The provincial government has announced that over 120 households in the First Nations community of Coldwater 1 near Merritt will now have access to high-speed internet services with the installation of new infrastructure.
“Building a stronger, more sustainable economy begins with empowering rural, remote and Indigenous communities with better access to the digital world,” said Lisa Beare, the province’s minister of citizens’ services.
“With the completion of this project, people of Coldwater 1 now have access to high-speed internet services, opening up a wide range of opportunities. We are committed to connecting every rural, remote and Indigenous community by 2027 to ensure the benefits of high-speed internet access are shared by everyone in B.C.”
The new infrastructure in the Coldwater community has enabled access to high-speed broadband internet speeds of more than 50 megabits per second (Mbps) for downloads and 10 Mbps for uploads. In comparison, one high-definition stream from Netflix requires a 5 Mbps download speed.
“I am happy that Telus was able to bring high-speed internet to Coldwater,” said Kristopher Oppenheim, the Coldwater Indian Band’s lands, wills and estates administrator.
“It feels like we are catching up with the world around us. Our members can now have stable internet services. We are no longer in the stone age.”

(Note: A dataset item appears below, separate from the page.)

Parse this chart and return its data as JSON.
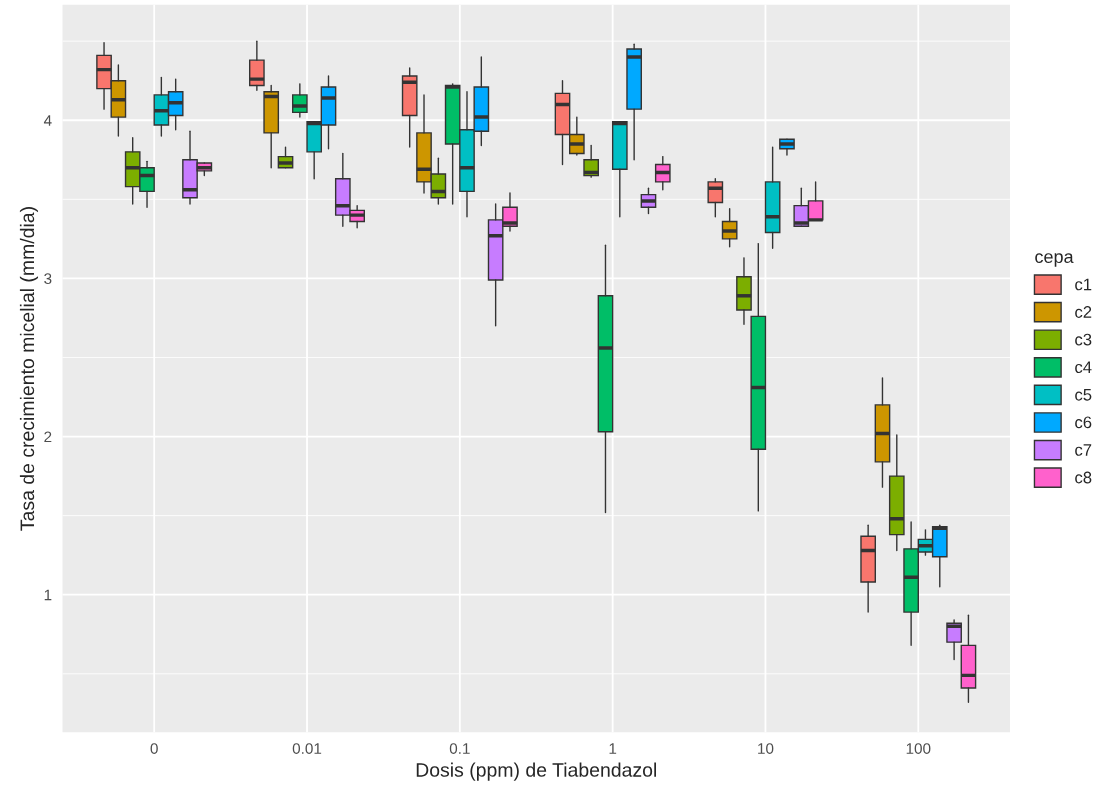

The province said that it invested approximately $185,000, along with a $173,000 investment by Telus, toward the total project cost of approximately $358,000.
“Access to high-speed internet has become increasingly critical for people in rural and remote communities, including many Indigenous communities,” said Roly Russell, parliamentary secretary for rural development.

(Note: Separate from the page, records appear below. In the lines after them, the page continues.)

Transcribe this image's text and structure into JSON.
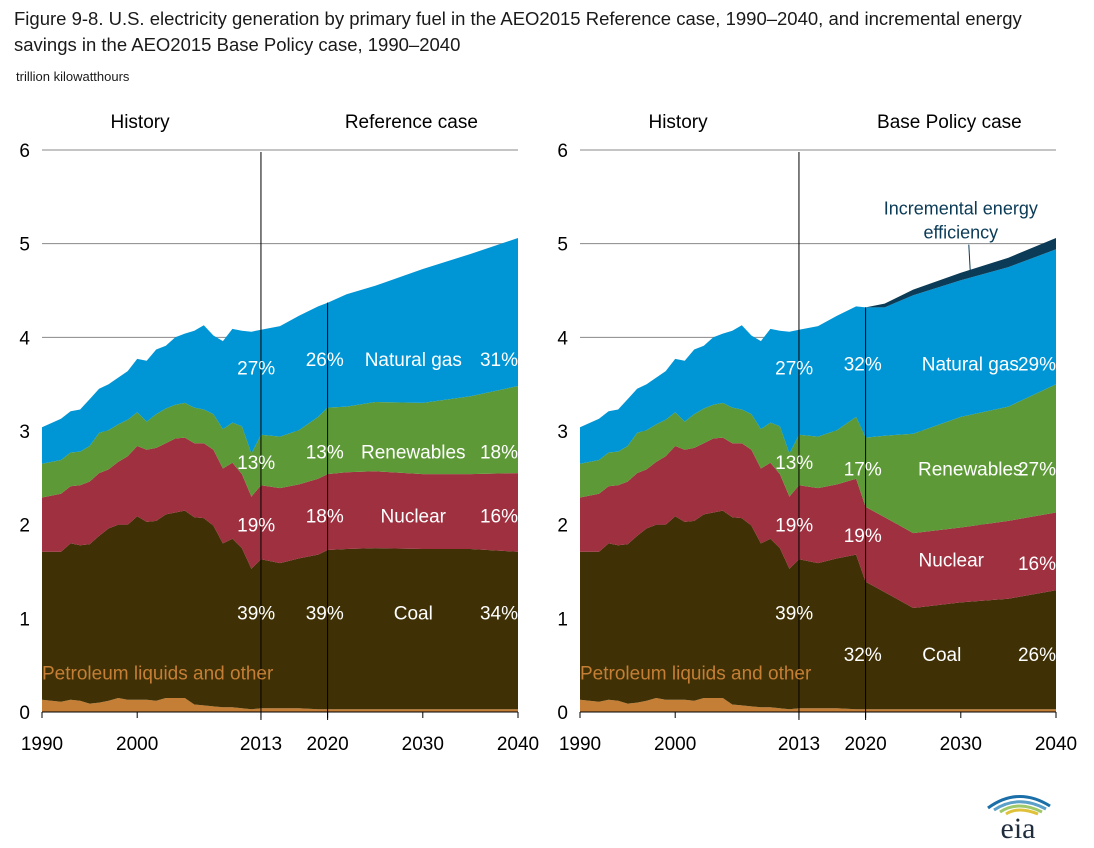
{
  "title": "Figure 9-8. U.S. electricity generation by primary fuel in the AEO2015 Reference case, 1990–2040, and incremental energy savings in the AEO2015 Base Policy case, 1990–2040",
  "units": "trillion kilowatthours",
  "logo_text": "eia",
  "colors": {
    "petroleum": "#c47e35",
    "coal": "#3f3105",
    "nuclear": "#9e3040",
    "renewables": "#5d9a37",
    "natural_gas": "#0096d6",
    "efficiency": "#0b3b56",
    "gridline": "#888888",
    "petroleum_label": "#c47e35"
  },
  "chart_data": [
    {
      "type": "area",
      "stacked": true,
      "panel_left_label": "History",
      "panel_right_label": "Reference case",
      "ylim": [
        0,
        6
      ],
      "yticks": [
        "0",
        "1",
        "2",
        "3",
        "4",
        "5",
        "6"
      ],
      "xticks": [
        "1990",
        "2000",
        "2013",
        "2020",
        "2030",
        "2040"
      ],
      "xtick_values": [
        1990,
        2000,
        2013,
        2020,
        2030,
        2040
      ],
      "xlim": [
        1990,
        2040
      ],
      "dividers": [
        2013,
        2020
      ],
      "x": [
        1990,
        1992,
        1993,
        1994,
        1995,
        1996,
        1997,
        1998,
        1999,
        2000,
        2001,
        2002,
        2003,
        2004,
        2005,
        2006,
        2007,
        2008,
        2009,
        2010,
        2011,
        2012,
        2013,
        2015,
        2017,
        2019,
        2020,
        2022,
        2025,
        2030,
        2035,
        2040
      ],
      "series": [
        {
          "key": "petroleum",
          "values": [
            0.13,
            0.11,
            0.13,
            0.12,
            0.09,
            0.1,
            0.12,
            0.15,
            0.13,
            0.13,
            0.13,
            0.12,
            0.15,
            0.15,
            0.15,
            0.08,
            0.07,
            0.06,
            0.05,
            0.05,
            0.04,
            0.03,
            0.04,
            0.04,
            0.04,
            0.03,
            0.03,
            0.03,
            0.03,
            0.03,
            0.03,
            0.03
          ]
        },
        {
          "key": "coal",
          "values": [
            1.58,
            1.6,
            1.67,
            1.66,
            1.7,
            1.78,
            1.84,
            1.85,
            1.87,
            1.96,
            1.9,
            1.92,
            1.96,
            1.98,
            2.0,
            2.0,
            2.0,
            1.93,
            1.75,
            1.8,
            1.71,
            1.5,
            1.59,
            1.55,
            1.6,
            1.65,
            1.7,
            1.71,
            1.72,
            1.71,
            1.71,
            1.68
          ]
        },
        {
          "key": "nuclear",
          "values": [
            0.58,
            0.62,
            0.61,
            0.64,
            0.67,
            0.67,
            0.63,
            0.67,
            0.73,
            0.75,
            0.77,
            0.78,
            0.76,
            0.79,
            0.78,
            0.79,
            0.8,
            0.81,
            0.8,
            0.81,
            0.79,
            0.77,
            0.79,
            0.8,
            0.79,
            0.81,
            0.81,
            0.82,
            0.82,
            0.8,
            0.8,
            0.84
          ]
        },
        {
          "key": "renewables",
          "values": [
            0.36,
            0.36,
            0.36,
            0.36,
            0.38,
            0.43,
            0.42,
            0.4,
            0.39,
            0.36,
            0.3,
            0.36,
            0.37,
            0.36,
            0.37,
            0.38,
            0.36,
            0.38,
            0.42,
            0.43,
            0.51,
            0.46,
            0.54,
            0.55,
            0.58,
            0.66,
            0.71,
            0.7,
            0.74,
            0.76,
            0.83,
            0.93
          ]
        },
        {
          "key": "natural_gas",
          "values": [
            0.39,
            0.44,
            0.44,
            0.45,
            0.5,
            0.47,
            0.49,
            0.5,
            0.52,
            0.57,
            0.65,
            0.69,
            0.67,
            0.72,
            0.74,
            0.82,
            0.9,
            0.84,
            0.94,
            1.0,
            1.02,
            1.3,
            1.12,
            1.18,
            1.22,
            1.18,
            1.12,
            1.2,
            1.24,
            1.43,
            1.52,
            1.58
          ]
        }
      ],
      "labels": [
        {
          "text": "Petroleum liquids and other",
          "x": 1990,
          "y": 0.42,
          "anchor": "start",
          "color": "petroleum_label"
        },
        {
          "text": "27%",
          "x": 2012.5,
          "y": 3.68,
          "anchor": "middle"
        },
        {
          "text": "13%",
          "x": 2012.5,
          "y": 2.67,
          "anchor": "middle"
        },
        {
          "text": "19%",
          "x": 2012.5,
          "y": 2.0,
          "anchor": "middle"
        },
        {
          "text": "39%",
          "x": 2012.5,
          "y": 1.06,
          "anchor": "middle"
        },
        {
          "text": "26%",
          "x": 2019.7,
          "y": 3.77,
          "anchor": "middle"
        },
        {
          "text": "13%",
          "x": 2019.7,
          "y": 2.78,
          "anchor": "middle"
        },
        {
          "text": "18%",
          "x": 2019.7,
          "y": 2.1,
          "anchor": "middle"
        },
        {
          "text": "39%",
          "x": 2019.7,
          "y": 1.06,
          "anchor": "middle"
        },
        {
          "text": "Natural gas",
          "x": 2029,
          "y": 3.77,
          "anchor": "middle"
        },
        {
          "text": "Renewables",
          "x": 2029,
          "y": 2.78,
          "anchor": "middle"
        },
        {
          "text": "Nuclear",
          "x": 2029,
          "y": 2.1,
          "anchor": "middle"
        },
        {
          "text": "Coal",
          "x": 2029,
          "y": 1.06,
          "anchor": "middle"
        },
        {
          "text": "31%",
          "x": 2040,
          "y": 3.77,
          "anchor": "end"
        },
        {
          "text": "18%",
          "x": 2040,
          "y": 2.78,
          "anchor": "end"
        },
        {
          "text": "16%",
          "x": 2040,
          "y": 2.1,
          "anchor": "end"
        },
        {
          "text": "34%",
          "x": 2040,
          "y": 1.06,
          "anchor": "end"
        }
      ]
    },
    {
      "type": "area",
      "stacked": true,
      "panel_left_label": "History",
      "panel_right_label": "Base Policy case",
      "ylim": [
        0,
        6
      ],
      "yticks": [
        "0",
        "1",
        "2",
        "3",
        "4",
        "5",
        "6"
      ],
      "xticks": [
        "1990",
        "2000",
        "2013",
        "2020",
        "2030",
        "2040"
      ],
      "xtick_values": [
        1990,
        2000,
        2013,
        2020,
        2030,
        2040
      ],
      "xlim": [
        1990,
        2040
      ],
      "dividers": [
        2013,
        2020
      ],
      "x": [
        1990,
        1992,
        1993,
        1994,
        1995,
        1996,
        1997,
        1998,
        1999,
        2000,
        2001,
        2002,
        2003,
        2004,
        2005,
        2006,
        2007,
        2008,
        2009,
        2010,
        2011,
        2012,
        2013,
        2015,
        2017,
        2019,
        2020,
        2022,
        2025,
        2030,
        2035,
        2040
      ],
      "series": [
        {
          "key": "petroleum",
          "values": [
            0.13,
            0.11,
            0.13,
            0.12,
            0.09,
            0.1,
            0.12,
            0.15,
            0.13,
            0.13,
            0.13,
            0.12,
            0.15,
            0.15,
            0.15,
            0.08,
            0.07,
            0.06,
            0.05,
            0.05,
            0.04,
            0.03,
            0.04,
            0.04,
            0.04,
            0.03,
            0.03,
            0.03,
            0.03,
            0.03,
            0.03,
            0.03
          ]
        },
        {
          "key": "coal",
          "values": [
            1.58,
            1.6,
            1.67,
            1.66,
            1.7,
            1.78,
            1.84,
            1.85,
            1.87,
            1.96,
            1.9,
            1.92,
            1.96,
            1.98,
            2.0,
            2.0,
            2.0,
            1.93,
            1.75,
            1.8,
            1.71,
            1.5,
            1.59,
            1.55,
            1.6,
            1.65,
            1.36,
            1.25,
            1.08,
            1.14,
            1.18,
            1.27
          ]
        },
        {
          "key": "nuclear",
          "values": [
            0.58,
            0.62,
            0.61,
            0.64,
            0.67,
            0.67,
            0.63,
            0.67,
            0.73,
            0.75,
            0.77,
            0.78,
            0.76,
            0.79,
            0.78,
            0.79,
            0.8,
            0.81,
            0.8,
            0.81,
            0.79,
            0.77,
            0.79,
            0.8,
            0.79,
            0.81,
            0.8,
            0.8,
            0.8,
            0.8,
            0.83,
            0.83
          ]
        },
        {
          "key": "renewables",
          "values": [
            0.36,
            0.36,
            0.36,
            0.36,
            0.38,
            0.43,
            0.42,
            0.4,
            0.39,
            0.36,
            0.3,
            0.36,
            0.37,
            0.36,
            0.37,
            0.38,
            0.36,
            0.38,
            0.42,
            0.43,
            0.51,
            0.46,
            0.54,
            0.55,
            0.58,
            0.66,
            0.74,
            0.87,
            1.06,
            1.18,
            1.22,
            1.37
          ]
        },
        {
          "key": "natural_gas",
          "values": [
            0.39,
            0.44,
            0.44,
            0.45,
            0.5,
            0.47,
            0.49,
            0.5,
            0.52,
            0.57,
            0.65,
            0.69,
            0.67,
            0.72,
            0.74,
            0.82,
            0.9,
            0.84,
            0.94,
            1.0,
            1.02,
            1.3,
            1.12,
            1.18,
            1.22,
            1.18,
            1.39,
            1.37,
            1.48,
            1.46,
            1.49,
            1.44
          ]
        },
        {
          "key": "efficiency",
          "values": [
            0,
            0,
            0,
            0,
            0,
            0,
            0,
            0,
            0,
            0,
            0,
            0,
            0,
            0,
            0,
            0,
            0,
            0,
            0,
            0,
            0,
            0,
            0,
            0,
            0,
            0,
            0.0,
            0.04,
            0.06,
            0.08,
            0.1,
            0.12
          ]
        }
      ],
      "labels": [
        {
          "text": "Petroleum liquids and other",
          "x": 1990,
          "y": 0.42,
          "anchor": "start",
          "color": "petroleum_label"
        },
        {
          "text": "27%",
          "x": 2012.5,
          "y": 3.68,
          "anchor": "middle"
        },
        {
          "text": "13%",
          "x": 2012.5,
          "y": 2.67,
          "anchor": "middle"
        },
        {
          "text": "19%",
          "x": 2012.5,
          "y": 2.0,
          "anchor": "middle"
        },
        {
          "text": "39%",
          "x": 2012.5,
          "y": 1.06,
          "anchor": "middle"
        },
        {
          "text": "32%",
          "x": 2019.7,
          "y": 3.72,
          "anchor": "middle"
        },
        {
          "text": "17%",
          "x": 2019.7,
          "y": 2.6,
          "anchor": "middle"
        },
        {
          "text": "19%",
          "x": 2019.7,
          "y": 1.89,
          "anchor": "middle"
        },
        {
          "text": "32%",
          "x": 2019.7,
          "y": 0.62,
          "anchor": "middle"
        },
        {
          "text": "Natural gas",
          "x": 2031,
          "y": 3.72,
          "anchor": "middle"
        },
        {
          "text": "Renewables",
          "x": 2031,
          "y": 2.6,
          "anchor": "middle"
        },
        {
          "text": "Nuclear",
          "x": 2029,
          "y": 1.63,
          "anchor": "middle"
        },
        {
          "text": "Coal",
          "x": 2028,
          "y": 0.62,
          "anchor": "middle"
        },
        {
          "text": "29%",
          "x": 2040,
          "y": 3.72,
          "anchor": "end"
        },
        {
          "text": "27%",
          "x": 2040,
          "y": 2.6,
          "anchor": "end"
        },
        {
          "text": "16%",
          "x": 2040,
          "y": 1.59,
          "anchor": "end"
        },
        {
          "text": "26%",
          "x": 2040,
          "y": 0.62,
          "anchor": "end"
        }
      ],
      "callout": {
        "lines": [
          "Incremental energy",
          "efficiency"
        ],
        "x": 2030,
        "y": 5.31,
        "target": [
          2031,
          4.69
        ],
        "color": "efficiency"
      }
    }
  ]
}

“It provides economic opportunities and better access to services that improve quality of life through improvements to the social determinants of health, and so much more. The completion of this project will provide more residents with the connectivity they need to access the digital economy, start on new education pathways, open new connections to mental and physical health services, and improve connection to those who matter most to them.”
In March 2022, the province partnered with the federal government to provide as much as $830 million to expand high-speed internet services to connect all remaining rural and First Nations households in the province. Upper Nicola Band’s Quilchena reserve recently received similar upgrades.
The province said in its release that its commitment to connect every household in B.C. to high-speed internet services by 2027 will level the playing field for British Columbians and ensure every community has better access to jobs, education, training and healthcare.